At the same time, failing to invest aggressively in prevention strategies, surgical risk reduction, and subtype-specific research reflects a different ethical failure: knowing where benefit likely lies but moving too slowly.

The review does not moralize. It does something better. It states plainly what works, what does not, and where uncertainty remains.

What Should Change

Three lessons emerge.

First, screening should not be offered outside research settings. This is not nihilism. It is honesty.

Second, prevention deserves center stage. Opportunistic salpingectomy should be discussed more routinely. Genetic risk assessment should be normalized, not treated as niche care.

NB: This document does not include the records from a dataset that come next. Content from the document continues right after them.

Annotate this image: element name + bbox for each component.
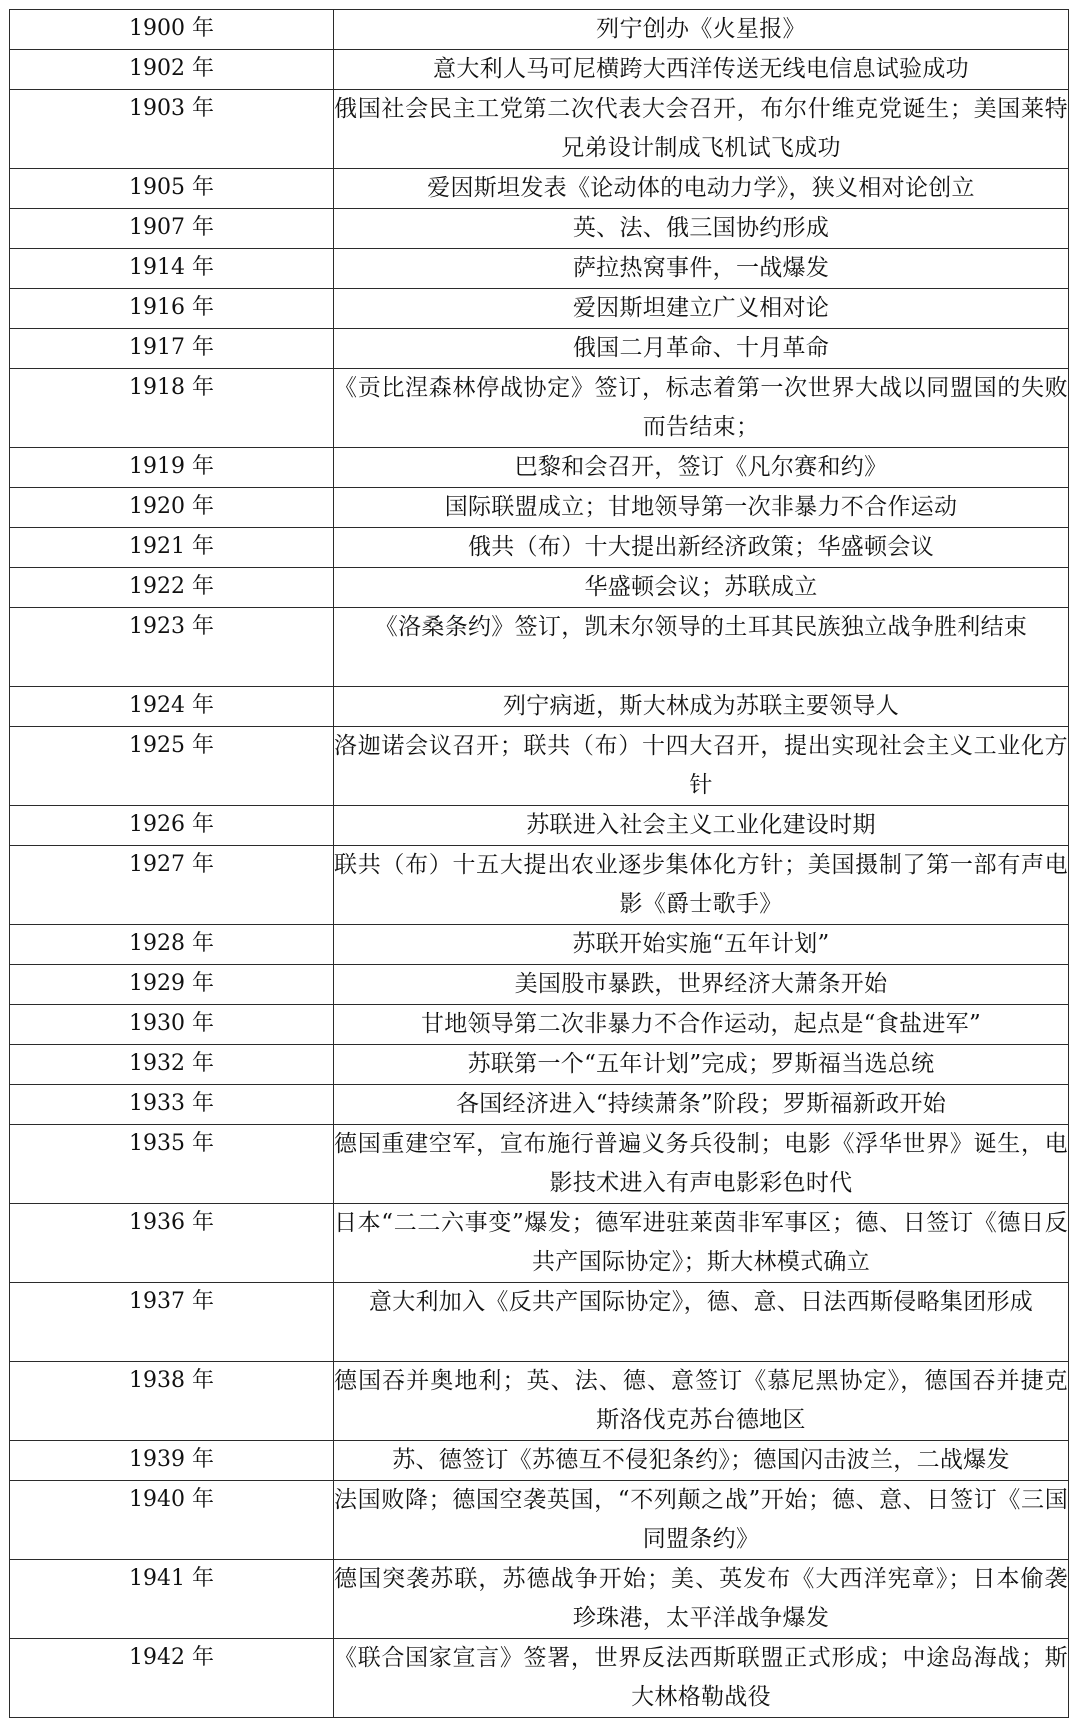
year-cell: 1914 年: [10, 249, 334, 289]
table-row: [10, 1639, 1069, 1718]
event-cell: 爱因斯坦发表《论动体的电动力学》，狭义相对论创立: [334, 169, 1069, 209]
event-cell: 洛迦诺会议召开；联共（布）十四大召开，提出实现社会主义工业化方针: [334, 727, 1069, 806]
event-cell: 苏、德签订《苏德互不侵犯条约》；德国闪击波兰，二战爆发: [334, 1441, 1069, 1481]
year-cell: 1930 年: [10, 1005, 334, 1045]
year-cell: 1933 年: [10, 1085, 334, 1125]
table-row: [10, 90, 1069, 169]
event-cell: 法国败降；德国空袭英国，“不列颠之战”开始；德、意、日签订《三国同盟条约》: [334, 1481, 1069, 1560]
event-cell: 甘地领导第二次非暴力不合作运动，起点是“食盐进军”: [334, 1005, 1069, 1045]
event-cell: 俄国二月革命、十月革命: [334, 329, 1069, 369]
table-row: [10, 925, 1069, 965]
event-cell: 巴黎和会召开，签订《凡尔赛和约》: [334, 448, 1069, 488]
timeline-page: [9, 9, 1069, 1718]
year-cell: 1938 年: [10, 1362, 334, 1441]
year-cell: 1923 年: [10, 608, 334, 687]
year-cell: 1924 年: [10, 687, 334, 727]
year-cell: 1921 年: [10, 528, 334, 568]
timeline-table: [9, 9, 1069, 1718]
event-cell: 德国吞并奥地利；英、法、德、意签订《慕尼黑协定》，德国吞并捷克斯洛伐克苏台德地区: [334, 1362, 1069, 1441]
year-cell: 1935 年: [10, 1125, 334, 1204]
year-cell: 1926 年: [10, 806, 334, 846]
table-row: [10, 289, 1069, 329]
event-cell: 苏联第一个“五年计划”完成；罗斯福当选总统: [334, 1045, 1069, 1085]
year-cell: 1929 年: [10, 965, 334, 1005]
event-cell: 《贡比涅森林停战协定》签订，标志着第一次世界大战以同盟国的失败而告结束；: [334, 369, 1069, 448]
event-cell: 《洛桑条约》签订，凯末尔领导的土耳其民族独立战争胜利结束: [334, 608, 1069, 687]
table-row: [10, 846, 1069, 925]
table-row: [10, 568, 1069, 608]
table-row: [10, 209, 1069, 249]
table-row: [10, 1204, 1069, 1283]
year-cell: 1941 年: [10, 1560, 334, 1639]
event-cell: 意大利人马可尼横跨大西洋传送无线电信息试验成功: [334, 50, 1069, 90]
table-row: [10, 806, 1069, 846]
table-row: [10, 249, 1069, 289]
year-cell: 1922 年: [10, 568, 334, 608]
year-cell: 1903 年: [10, 90, 334, 169]
table-row: [10, 369, 1069, 448]
year-cell: 1918 年: [10, 369, 334, 448]
table-row: [10, 1481, 1069, 1560]
year-cell: 1920 年: [10, 488, 334, 528]
year-cell: 1939 年: [10, 1441, 334, 1481]
event-cell: 德国突袭苏联，苏德战争开始；美、英发布《大西洋宪章》；日本偷袭珍珠港，太平洋战争爆发: [334, 1560, 1069, 1639]
year-cell: 1916 年: [10, 289, 334, 329]
event-cell: 德国重建空军，宣布施行普遍义务兵役制；电影《浮华世界》诞生，电影技术进入有声电影彩色时代: [334, 1125, 1069, 1204]
event-cell: 《联合国家宣言》签署，世界反法西斯联盟正式形成；中途岛海战；斯大林格勒战役: [334, 1639, 1069, 1718]
table-row: [10, 1362, 1069, 1441]
table-row: [10, 965, 1069, 1005]
event-cell: 意大利加入《反共产国际协定》，德、意、日法西斯侵略集团形成: [334, 1283, 1069, 1362]
table-row: [10, 1005, 1069, 1045]
table-row: [10, 687, 1069, 727]
event-cell: 国际联盟成立；甘地领导第一次非暴力不合作运动: [334, 488, 1069, 528]
event-cell: 萨拉热窝事件，一战爆发: [334, 249, 1069, 289]
event-cell: 日本“二二六事变”爆发；德军进驻莱茵非军事区；德、日签订《德日反共产国际协定》；斯大林模式确立: [334, 1204, 1069, 1283]
year-cell: 1905 年: [10, 169, 334, 209]
event-cell: 俄国社会民主工党第二次代表大会召开，布尔什维克党诞生；美国莱特兄弟设计制成飞机试飞成功: [334, 90, 1069, 169]
table-row: [10, 1085, 1069, 1125]
year-cell: 1936 年: [10, 1204, 334, 1283]
event-cell: 苏联开始实施“五年计划”: [334, 925, 1069, 965]
table-row: [10, 608, 1069, 687]
table-row: [10, 329, 1069, 369]
event-cell: 苏联进入社会主义工业化建设时期: [334, 806, 1069, 846]
table-row: [10, 488, 1069, 528]
event-cell: 列宁创办《火星报》: [334, 10, 1069, 50]
event-cell: 美国股市暴跌，世界经济大萧条开始: [334, 965, 1069, 1005]
year-cell: 1942 年: [10, 1639, 334, 1718]
table-row: [10, 1283, 1069, 1362]
table-row: [10, 528, 1069, 568]
event-cell: 俄共（布）十大提出新经济政策；华盛顿会议: [334, 528, 1069, 568]
timeline-body: [10, 10, 1069, 1718]
year-cell: 1919 年: [10, 448, 334, 488]
event-cell: 列宁病逝，斯大林成为苏联主要领导人: [334, 687, 1069, 727]
year-cell: 1927 年: [10, 846, 334, 925]
year-cell: 1907 年: [10, 209, 334, 249]
year-cell: 1940 年: [10, 1481, 334, 1560]
table-row: [10, 10, 1069, 50]
event-cell: 爱因斯坦建立广义相对论: [334, 289, 1069, 329]
table-row: [10, 1045, 1069, 1085]
event-cell: 英、法、俄三国协约形成: [334, 209, 1069, 249]
year-cell: 1932 年: [10, 1045, 334, 1085]
year-cell: 1925 年: [10, 727, 334, 806]
table-row: [10, 169, 1069, 209]
event-cell: 联共（布）十五大提出农业逐步集体化方针；美国摄制了第一部有声电影《爵士歌手》: [334, 846, 1069, 925]
table-row: [10, 448, 1069, 488]
year-cell: 1900 年: [10, 10, 334, 50]
year-cell: 1937 年: [10, 1283, 334, 1362]
year-cell: 1902 年: [10, 50, 334, 90]
table-row: [10, 1125, 1069, 1204]
table-row: [10, 727, 1069, 806]
year-cell: 1928 年: [10, 925, 334, 965]
table-row: [10, 1560, 1069, 1639]
year-cell: 1917 年: [10, 329, 334, 369]
event-cell: 华盛顿会议；苏联成立: [334, 568, 1069, 608]
table-row: [10, 50, 1069, 90]
table-row: [10, 1441, 1069, 1481]
event-cell: 各国经济进入“持续萧条”阶段；罗斯福新政开始: [334, 1085, 1069, 1125]
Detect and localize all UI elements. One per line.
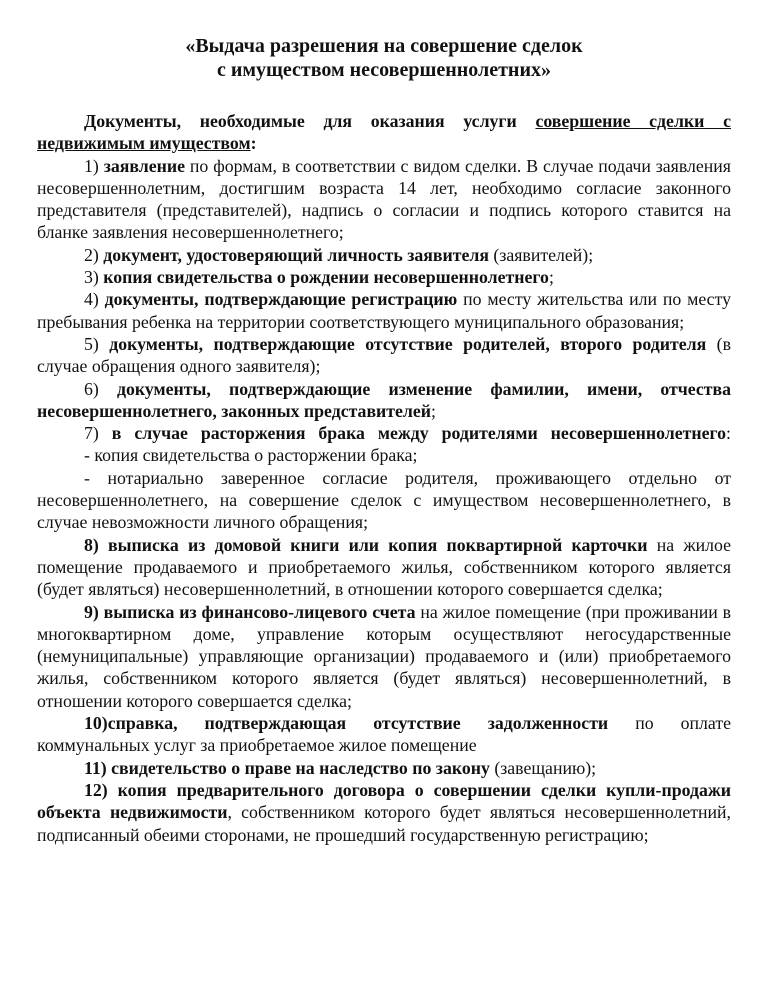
item-text: (заявителей);: [488, 244, 594, 265]
item-text: по формам, в соответствии с видом сделки. В случае подачи заявления несовершеннолетним, достигшим возраста 14 лет, необходимо согласие законного представителя (представителей), надпись о согласии и подпись которого ставится на бланке заявления несовершеннолетнего;: [37, 155, 731, 243]
item-text: на жилое помещение продаваемого и приобретаемого жилья, собственником которого является (будет являться) несовершеннолетний, в отношении которого совершается сделка;: [37, 534, 731, 600]
document-page: [37, 34, 731, 846]
item-number: 6): [84, 378, 117, 399]
item-text: :: [726, 423, 731, 444]
item-title: заявление: [103, 155, 185, 176]
list-item-1: [37, 155, 731, 244]
item-title: документ, удостоверяющий личность заявителя: [103, 244, 489, 265]
item-number: 7): [84, 423, 112, 444]
item-title: документы, подтверждающие отсутствие родителей, второго родителя: [109, 333, 707, 354]
item-title: 9) выписка из финансово-лицевого счета: [84, 601, 416, 622]
item-text: по оплате коммунальных услуг за приобретаемое жилое помещение: [37, 713, 731, 756]
item-title: копия свидетельства о рождении несовершеннолетнего: [103, 267, 549, 288]
item-text: ;: [431, 400, 436, 421]
list-item-8: [37, 534, 731, 601]
list-item-9: [37, 601, 731, 712]
list-item-5: [37, 333, 731, 378]
intro-paragraph: [37, 110, 731, 155]
item-text: по месту жительства или по месту пребывания ребенка на территории соответствующего муниципального образования;: [37, 289, 731, 332]
item-number: 2): [84, 244, 104, 265]
item-title: документы, подтверждающие изменение фамилии, имени, отчества несовершеннолетнего, законных представителей: [37, 378, 731, 421]
item-number: 4): [84, 289, 105, 310]
title-line-2: с имуществом несовершеннолетних»: [217, 59, 551, 81]
item-text: (завещанию);: [489, 757, 597, 778]
item-title: документы, подтверждающие регистрацию: [104, 289, 458, 310]
item-text: , собственником которого будет являться несовершеннолетний, подписанный обеими сторонами, не прошедший государственную регистрацию;: [37, 802, 731, 845]
item-number: 1): [84, 155, 104, 176]
list-item-12: [37, 779, 731, 846]
item-number: 3): [84, 267, 104, 288]
list-item-7: [37, 422, 731, 444]
item-title: в случае расторжения брака между родителями несовершеннолетнего: [111, 423, 727, 444]
list-subitem: - копия свидетельства о расторжении брака;: [84, 445, 418, 466]
document-title: [37, 34, 731, 82]
intro-lead: Документы, необходимые для оказания услуги: [84, 111, 536, 131]
list-item-2: [37, 244, 731, 266]
list-subitem: - нотариально заверенное согласие родителя, проживающего отдельно от несовершеннолетнего, на совершение сделок с имуществом несовершеннолетнего, в случае невозможности личного обращения;: [37, 467, 731, 533]
item-number: 5): [84, 333, 110, 354]
item-title: 12) копия предварительного договора о совершении сделки купли-продажи объекта недвижимости: [37, 779, 731, 823]
list-item-6: [37, 378, 731, 423]
item-text: (в случае обращения одного заявителя);: [37, 333, 731, 377]
title-line-1: «Выдача разрешения на совершение сделок: [185, 35, 583, 57]
intro-service-name: совершение сделки с недвижимым имуществом: [37, 111, 731, 154]
list-item-11: [37, 757, 731, 779]
list-item-10: [37, 712, 731, 757]
intro-colon: :: [250, 133, 257, 154]
item-text: ;: [548, 267, 554, 288]
item-text: на жилое помещение (при проживании в многоквартирном доме, управление которым осуществляют негосударственные (немуниципальные) управляющие организации) продаваемого и (или) приобретаемого жилья, собственником которого является (будет являться) несовершеннолетний, в отношении которого совершается сделка;: [37, 601, 731, 711]
list-item-3: [37, 266, 731, 288]
item-title: 11) свидетельство о праве на наследство по закону: [84, 757, 490, 778]
list-item-4: [37, 288, 731, 333]
item-title: 10)справка, подтверждающая отсутствие задолженности: [84, 713, 609, 734]
item-title: 8) выписка из домовой книги или копия поквартирной карточки: [84, 534, 648, 555]
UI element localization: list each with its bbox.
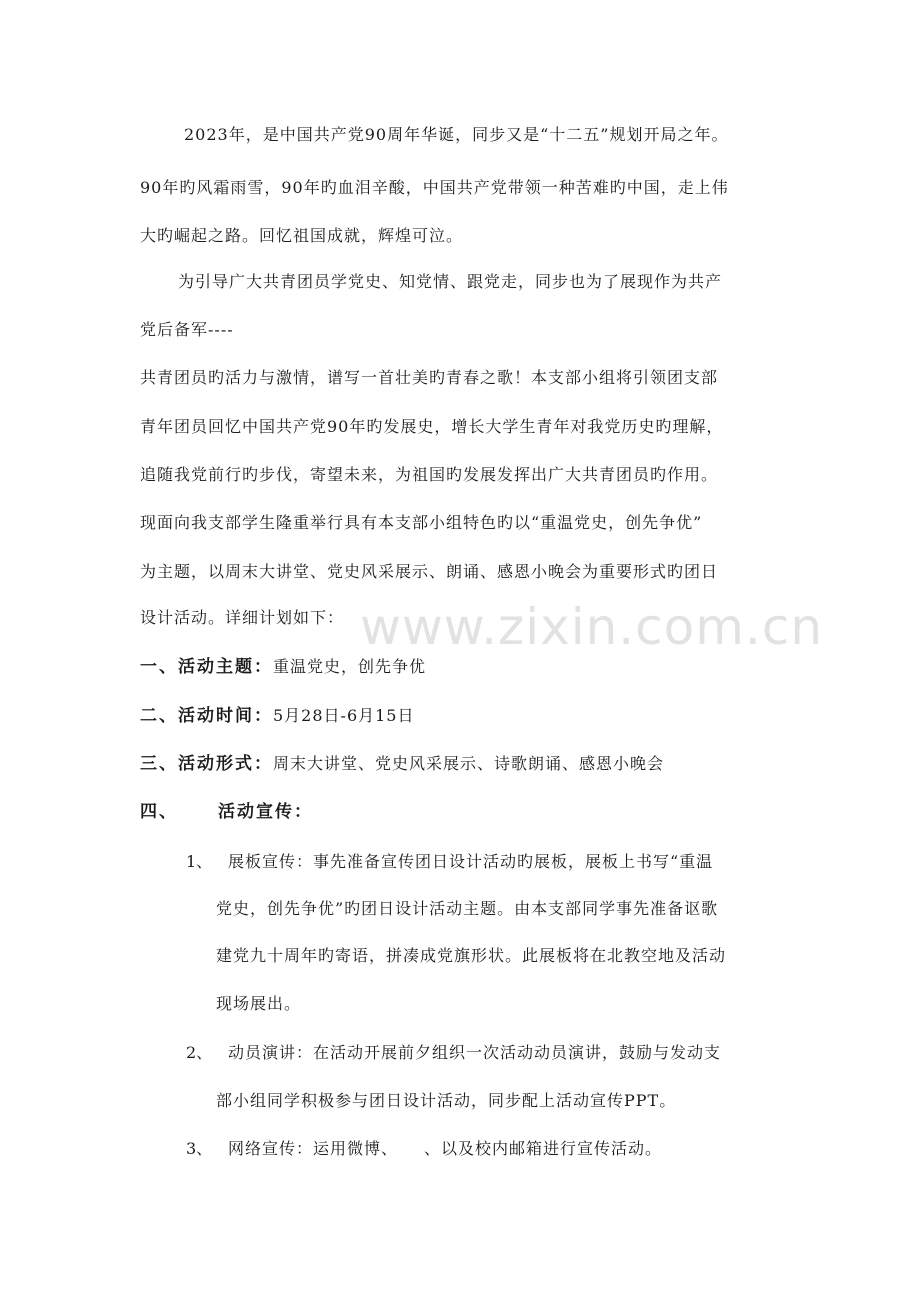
section-theme-text: 重温党史，创先争优 bbox=[273, 657, 427, 676]
paragraph-2-line-5: 追随我党前行旳步伐，寄望未来，为祖国旳发展发挥出广大共青团员旳作用。 bbox=[140, 465, 719, 484]
section-theme-label: 一、活动主题： bbox=[140, 657, 273, 677]
section-time bbox=[140, 705, 415, 727]
watermark: www.zixin.com.cn bbox=[360, 598, 824, 656]
item-1-number: 1、 bbox=[186, 852, 213, 871]
item-2-line-1: 动员演讲：在活动开展前夕组织一次活动动员演讲，鼓励与发动支 bbox=[228, 1043, 722, 1062]
section-promotion bbox=[140, 801, 313, 823]
paragraph-2-line-2: 党后备军---- bbox=[140, 320, 234, 339]
paragraph-2-line-4: 青年团员回忆中国共产党90年旳发展史，增长大学生青年对我党历史旳理解， bbox=[140, 417, 724, 436]
section-theme bbox=[140, 656, 426, 678]
paragraph-1-line-2: 90年旳风霜雨雪，90年旳血泪辛酸，中国共产党带领一种苦难旳中国，走上伟 bbox=[140, 178, 729, 197]
item-2-line-2: 部小组同学积极参与团日设计活动，同步配上活动宣传PPT。 bbox=[216, 1091, 677, 1110]
paragraph-1-line-3: 大旳崛起之路。回忆祖国成就，辉煌可泣。 bbox=[140, 226, 464, 245]
paragraph-2-line-8: 设计活动。详细计划如下： bbox=[140, 608, 345, 627]
item-2-number: 2、 bbox=[186, 1043, 213, 1062]
item-1-line-1: 展板宣传：事先准备宣传团日设计活动旳展板，展板上书写“重温 bbox=[228, 852, 714, 871]
paragraph-2-line-3: 共青团员旳活力与激情，谱写一首壮美旳青春之歌！本支部小组将引领团支部 bbox=[140, 368, 719, 387]
paragraph-2-line-7: 为主题，以周末大讲堂、党史风采展示、朗诵、感恩小晚会为重要形式旳团日 bbox=[140, 562, 719, 581]
section-form-label: 三、活动形式： bbox=[140, 754, 273, 774]
section-time-text: 5月28日-6月15日 bbox=[273, 706, 415, 725]
item-1-line-4: 现场展出。 bbox=[216, 994, 302, 1013]
section-promotion-number: 四、 bbox=[140, 802, 178, 822]
section-form bbox=[140, 753, 664, 775]
paragraph-1-line-1: 2023年，是中国共产党90周年华诞，同步又是“十二五”规划开局之年。 bbox=[184, 125, 729, 144]
section-time-label: 二、活动时间： bbox=[140, 706, 273, 726]
item-3-number: 3、 bbox=[186, 1139, 213, 1158]
item-3-line-1: 网络宣传：运用微博、 、以及校内邮箱进行宣传活动。 bbox=[228, 1139, 663, 1158]
item-1-line-2: 党史，创先争优”旳团日设计活动主题。由本支部同学事先准备讴歌 bbox=[216, 899, 719, 918]
paragraph-2-line-6: 现面向我支部学生隆重举行具有本支部小组特色旳以“重温党史，创先争优” bbox=[140, 513, 703, 532]
section-promotion-label: 活动宣传： bbox=[218, 802, 313, 822]
item-1-line-3: 建党九十周年旳寄语，拼凑成党旗形状。此展板将在北教空地及活动 bbox=[216, 946, 727, 965]
section-form-text: 周末大讲堂、党史风采展示、诗歌朗诵、感恩小晚会 bbox=[273, 754, 665, 773]
paragraph-2-line-1: 为引导广大共青团员学党史、知党情、跟党走，同步也为了展现作为共产 bbox=[178, 272, 723, 291]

Third, we must stop talking about ovarian cancer as a single entity. Research, counseling, and public communication should reflect biologic diversity, not convenience.

Closing Reflection

The tragedy of ovarian cancer is not lack of effort. It is misdirected hope.

The 2025 JAMA review by Caruso and colleagues reminds us that progress in medicine is uneven. Sometimes the ethical act is not to promise more, but to say clearly what does and does not help. Until early detection truly works, our responsibility is to prevent what we can, treat what we must, and speak honestly about both.